Use Cases for Cloud Analytics
Three main use cases for cloud analytics are pre-packaged cloud decision-making systems, cloud-based solutions for defining and building predictive models, and cloud-based deployments for embedding predictive analytics.
• “Decisions as a service” are pre-packaged, cloud-hosted systems that are used to provide decision-making based on predictive analysis. Applications could include things like selecting marketing offers, detecting fraud, and making instant credit decisions.
• Cloud-based solutions for defining and building predictive analytic models take data from the cloud and / or on-premises solutions. They assign computing resources on an as-needed basis, supporting demanding analytic algorithms that most organizations don’t have the resources to provide on-premises.

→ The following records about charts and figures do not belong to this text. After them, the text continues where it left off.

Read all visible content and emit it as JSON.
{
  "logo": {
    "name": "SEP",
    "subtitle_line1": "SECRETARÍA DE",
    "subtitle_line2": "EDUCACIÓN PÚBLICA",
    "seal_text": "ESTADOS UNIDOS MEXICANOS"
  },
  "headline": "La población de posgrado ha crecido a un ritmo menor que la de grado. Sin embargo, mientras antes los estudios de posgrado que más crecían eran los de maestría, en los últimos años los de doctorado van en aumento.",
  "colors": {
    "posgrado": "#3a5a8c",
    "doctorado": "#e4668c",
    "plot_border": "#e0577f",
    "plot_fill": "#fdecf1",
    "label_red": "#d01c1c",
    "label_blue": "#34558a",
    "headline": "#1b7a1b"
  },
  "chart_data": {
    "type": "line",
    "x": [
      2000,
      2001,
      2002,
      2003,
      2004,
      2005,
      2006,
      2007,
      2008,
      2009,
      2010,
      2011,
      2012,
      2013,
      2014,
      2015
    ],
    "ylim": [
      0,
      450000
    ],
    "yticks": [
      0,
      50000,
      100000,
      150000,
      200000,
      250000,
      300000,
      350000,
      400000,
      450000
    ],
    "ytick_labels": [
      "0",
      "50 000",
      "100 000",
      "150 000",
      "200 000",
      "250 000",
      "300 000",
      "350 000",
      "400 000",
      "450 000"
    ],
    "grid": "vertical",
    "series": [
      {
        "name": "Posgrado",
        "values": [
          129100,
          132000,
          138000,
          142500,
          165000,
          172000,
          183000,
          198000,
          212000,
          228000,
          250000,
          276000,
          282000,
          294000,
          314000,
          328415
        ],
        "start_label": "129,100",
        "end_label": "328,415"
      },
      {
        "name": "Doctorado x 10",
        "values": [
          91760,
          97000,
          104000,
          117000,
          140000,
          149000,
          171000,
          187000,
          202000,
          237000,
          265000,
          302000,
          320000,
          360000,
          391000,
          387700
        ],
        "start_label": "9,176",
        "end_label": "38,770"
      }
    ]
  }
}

• Cloud deployment for embedding predictive analytics can insert predictive analytics into existing systems without predictive analytics capability. An example application might be linking internally developed “propensity to buy” models across multiple customer-facing systems.
Example: Google Cloud Dataflow
“Somebody call Steve and tell him his data is being delivered.”

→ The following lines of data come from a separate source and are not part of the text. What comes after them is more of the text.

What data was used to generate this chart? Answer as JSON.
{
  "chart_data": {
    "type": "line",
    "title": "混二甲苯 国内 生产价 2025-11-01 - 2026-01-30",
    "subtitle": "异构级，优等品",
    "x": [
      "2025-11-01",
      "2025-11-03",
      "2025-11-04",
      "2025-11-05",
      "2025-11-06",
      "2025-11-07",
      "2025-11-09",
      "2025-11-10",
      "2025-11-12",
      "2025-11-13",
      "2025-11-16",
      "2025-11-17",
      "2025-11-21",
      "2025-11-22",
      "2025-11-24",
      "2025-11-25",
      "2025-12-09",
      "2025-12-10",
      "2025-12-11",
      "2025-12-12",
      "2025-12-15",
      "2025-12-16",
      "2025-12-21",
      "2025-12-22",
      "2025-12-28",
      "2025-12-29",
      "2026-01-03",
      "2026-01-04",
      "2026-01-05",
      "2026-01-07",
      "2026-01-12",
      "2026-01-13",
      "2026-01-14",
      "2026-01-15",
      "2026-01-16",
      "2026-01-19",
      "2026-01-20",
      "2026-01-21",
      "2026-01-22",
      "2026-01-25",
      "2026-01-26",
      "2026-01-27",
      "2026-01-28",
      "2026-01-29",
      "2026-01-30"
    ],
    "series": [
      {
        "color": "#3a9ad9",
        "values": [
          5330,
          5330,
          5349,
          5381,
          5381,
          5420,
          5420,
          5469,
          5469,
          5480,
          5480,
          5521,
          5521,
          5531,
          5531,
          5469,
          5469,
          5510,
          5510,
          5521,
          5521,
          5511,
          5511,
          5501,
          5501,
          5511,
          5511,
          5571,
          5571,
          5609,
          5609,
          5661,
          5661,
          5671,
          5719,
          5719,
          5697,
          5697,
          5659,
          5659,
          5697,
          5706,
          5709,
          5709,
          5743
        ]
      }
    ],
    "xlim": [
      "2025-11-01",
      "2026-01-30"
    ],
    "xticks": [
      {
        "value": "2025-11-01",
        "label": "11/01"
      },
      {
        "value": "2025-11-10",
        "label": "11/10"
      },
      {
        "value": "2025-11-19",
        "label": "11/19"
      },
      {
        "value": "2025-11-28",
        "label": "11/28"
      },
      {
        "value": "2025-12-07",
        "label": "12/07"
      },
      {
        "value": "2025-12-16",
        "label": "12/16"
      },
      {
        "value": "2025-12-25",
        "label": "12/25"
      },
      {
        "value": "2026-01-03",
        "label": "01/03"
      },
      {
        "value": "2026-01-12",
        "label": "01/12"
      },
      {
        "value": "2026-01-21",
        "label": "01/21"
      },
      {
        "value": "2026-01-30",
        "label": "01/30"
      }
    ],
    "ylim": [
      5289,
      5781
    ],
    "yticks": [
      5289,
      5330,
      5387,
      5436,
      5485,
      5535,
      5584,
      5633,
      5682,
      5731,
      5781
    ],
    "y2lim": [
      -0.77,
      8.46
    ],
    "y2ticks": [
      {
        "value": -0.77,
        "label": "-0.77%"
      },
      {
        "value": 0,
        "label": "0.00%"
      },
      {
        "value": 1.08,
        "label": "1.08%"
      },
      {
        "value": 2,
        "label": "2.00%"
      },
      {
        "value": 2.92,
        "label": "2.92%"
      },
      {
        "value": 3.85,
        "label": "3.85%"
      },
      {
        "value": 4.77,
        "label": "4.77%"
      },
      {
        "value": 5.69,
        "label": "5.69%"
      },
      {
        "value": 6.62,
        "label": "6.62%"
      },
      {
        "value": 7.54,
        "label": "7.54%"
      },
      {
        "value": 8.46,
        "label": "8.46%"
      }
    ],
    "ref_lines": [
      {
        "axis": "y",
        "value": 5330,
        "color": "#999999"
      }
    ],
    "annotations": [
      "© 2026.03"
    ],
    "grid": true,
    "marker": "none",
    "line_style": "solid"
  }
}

Google Cloud Dataflow lets companies use the cloud to create data pipelines where unstructured data goes in and analyzed data comes out. It can be used in either a batch or streaming mode. The goal of Google Cloud Dataflow is to allow companies to develop more powerful analytics that will let them monitor operations constantly. If a company were to push this task onto the IT department, simply cleaning up the data would take an enormous amount of resources. The cloud lets organizations use tools that have already been developed by behemoths like Google to get real-time or near-real-time analysis, potentially saving tens of millions of dollars in hardware and software costs.
Example: Amazon Kinesis
Amazon Kinesis, a fully managed service for processing streaming data on a large scale in real time, can collect and process hundreds of terabytes of data every hour from hundreds of thousands of sources. A company could, for example, write apps that process click-stream data in real time, or financial data or data from social media. Organizations use Amazon Kinesis to crunch data and generate alerts, create recommendations, or make real-time operational decisions. And since it’s in the cloud, they pay only for the resources they use. Amazon Web Services is completely based on a cloud model and currently has the broadest selection of products for cloud-based big data processing.

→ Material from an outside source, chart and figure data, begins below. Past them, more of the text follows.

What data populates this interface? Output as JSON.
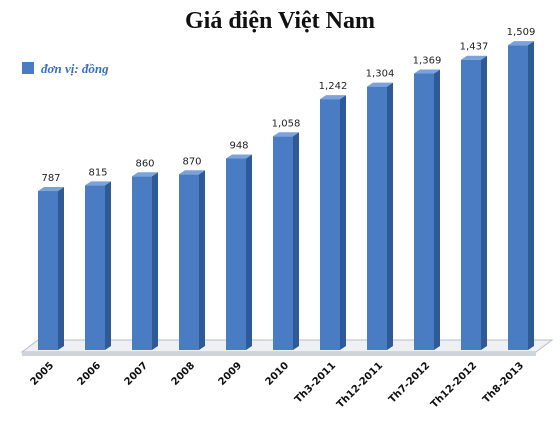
{
  "chart_data": {
    "type": "bar",
    "title": "Giá điện Việt Nam",
    "legend_label": "đơn vị: đồng",
    "color": "#4a7cc4",
    "categories": [
      "2005",
      "2006",
      "2007",
      "2008",
      "2009",
      "2010",
      "Th3-2011",
      "Th12-2011",
      "Th7-2012",
      "Th12-2012",
      "Th8-2013"
    ],
    "values": [
      787,
      815,
      860,
      870,
      948,
      1058,
      1242,
      1304,
      1369,
      1437,
      1509
    ],
    "value_labels": [
      "787",
      "815",
      "860",
      "870",
      "948",
      "1,058",
      "1,242",
      "1,304",
      "1,369",
      "1,437",
      "1,509"
    ]
  }
}
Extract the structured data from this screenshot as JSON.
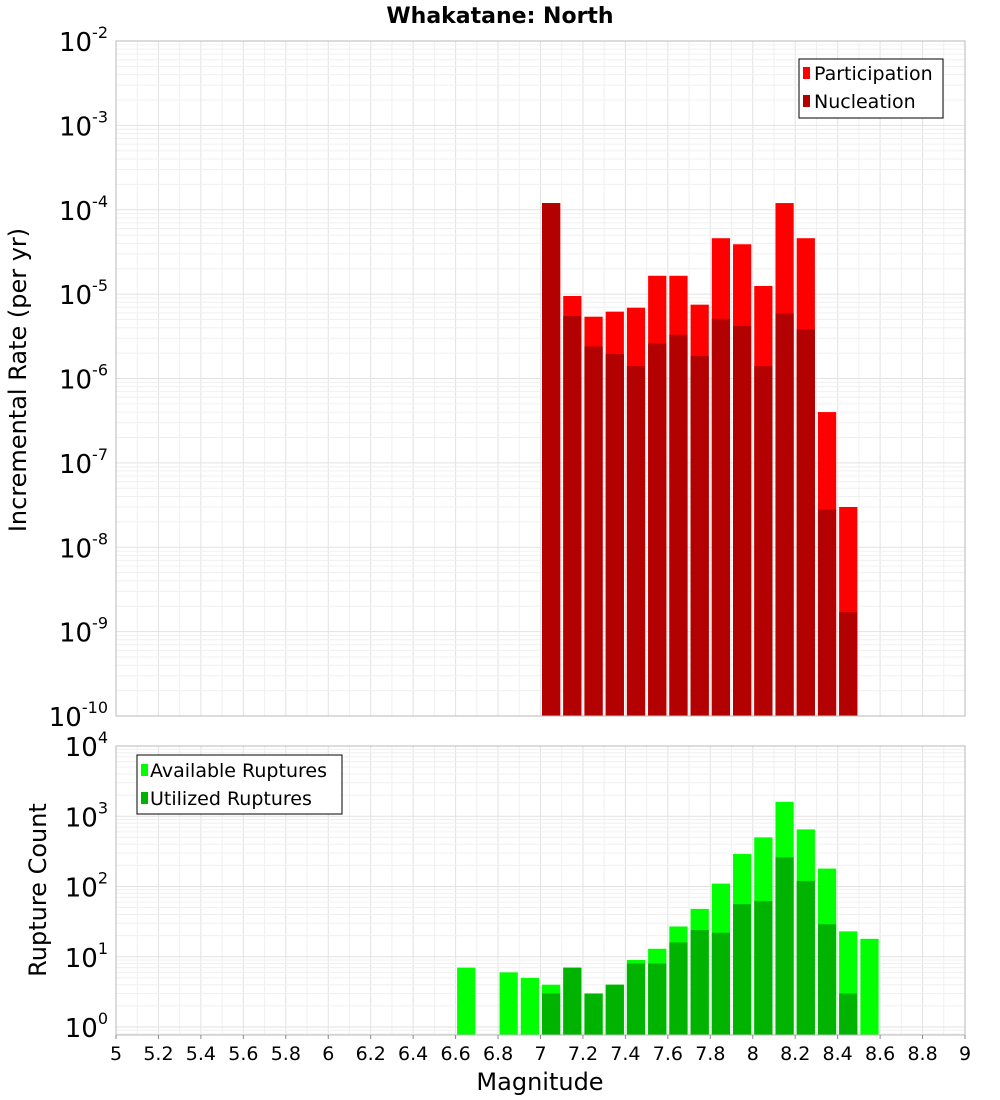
{
  "chart_data": [
    {
      "type": "bar",
      "title": "Whakatane: North",
      "xlabel": "",
      "ylabel": "Incremental Rate (per yr)",
      "yscale": "log",
      "xlim": [
        5,
        9
      ],
      "ylim": [
        1e-10,
        0.01
      ],
      "y_ticks": [
        {
          "base": "10",
          "exp": "-10"
        },
        {
          "base": "10",
          "exp": "-9"
        },
        {
          "base": "10",
          "exp": "-8"
        },
        {
          "base": "10",
          "exp": "-7"
        },
        {
          "base": "10",
          "exp": "-6"
        },
        {
          "base": "10",
          "exp": "-5"
        },
        {
          "base": "10",
          "exp": "-4"
        },
        {
          "base": "10",
          "exp": "-3"
        },
        {
          "base": "10",
          "exp": "-2"
        }
      ],
      "grid": true,
      "legend_position": "top-right",
      "bin_width": 0.1,
      "x": [
        7.05,
        7.15,
        7.25,
        7.35,
        7.45,
        7.55,
        7.65,
        7.75,
        7.85,
        7.95,
        8.05,
        8.15,
        8.25,
        8.35,
        8.45
      ],
      "series": [
        {
          "name": "Participation",
          "color": "#ff0000",
          "values": [
            0.00012,
            9.5e-06,
            5.4e-06,
            6.2e-06,
            6.9e-06,
            1.65e-05,
            1.65e-05,
            7.5e-06,
            4.6e-05,
            3.9e-05,
            1.25e-05,
            0.00012,
            4.6e-05,
            4e-07,
            3e-08
          ]
        },
        {
          "name": "Nucleation",
          "color": "#b30000",
          "values": [
            0.00012,
            5.5e-06,
            2.4e-06,
            1.95e-06,
            1.4e-06,
            2.6e-06,
            3.3e-06,
            1.85e-06,
            5.1e-06,
            4.2e-06,
            1.4e-06,
            5.9e-06,
            3.8e-06,
            2.8e-08,
            1.7e-09
          ]
        }
      ]
    },
    {
      "type": "bar",
      "title": "",
      "xlabel": "Magnitude",
      "ylabel": "Rupture Count",
      "yscale": "log",
      "xlim": [
        5,
        9
      ],
      "ylim": [
        0.77,
        10000
      ],
      "y_ticks": [
        {
          "base": "10",
          "exp": "0"
        },
        {
          "base": "10",
          "exp": "1"
        },
        {
          "base": "10",
          "exp": "2"
        },
        {
          "base": "10",
          "exp": "3"
        },
        {
          "base": "10",
          "exp": "4"
        }
      ],
      "x_ticks": [
        "5",
        "5.2",
        "5.4",
        "5.6",
        "5.8",
        "6",
        "6.2",
        "6.4",
        "6.6",
        "6.8",
        "7",
        "7.2",
        "7.4",
        "7.6",
        "7.8",
        "8",
        "8.2",
        "8.4",
        "8.6",
        "8.8",
        "9"
      ],
      "grid": true,
      "legend_position": "top-left",
      "bin_width": 0.1,
      "x": [
        6.65,
        6.75,
        6.85,
        6.95,
        7.05,
        7.15,
        7.25,
        7.35,
        7.45,
        7.55,
        7.65,
        7.75,
        7.85,
        7.95,
        8.05,
        8.15,
        8.25,
        8.35,
        8.45,
        8.55
      ],
      "series": [
        {
          "name": "Available Ruptures",
          "color": "#00ff00",
          "values": [
            7,
            0,
            6,
            5,
            4,
            7,
            3,
            4,
            9,
            13,
            27,
            48,
            110,
            290,
            500,
            1600,
            650,
            180,
            23,
            18
          ]
        },
        {
          "name": "Utilized Ruptures",
          "color": "#00b300",
          "values": [
            0,
            0,
            0,
            0,
            3,
            7,
            3,
            4,
            8,
            8,
            16,
            24,
            22,
            56,
            62,
            260,
            120,
            29,
            3,
            0
          ]
        }
      ]
    }
  ]
}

Big data analytics is one of the major drivers of rapid cloud growth. In the fourth quarter of 2013, revenues for the top 50 public cloud providers increased by 47%, and the overall cloud industry is expected to be worth $107 billion annually by 2017. The increase in cloud resources for big data analytics is great news for smaller businesses that otherwise wouldn’t have access to the computing resources necessary for deriving meaningful, actionable insight from big data. And it isn’t just major players like Google and Amazon offering these services, but an ever-increasing selection of companies that specifically want to put big data processing power into the hands of more organizations.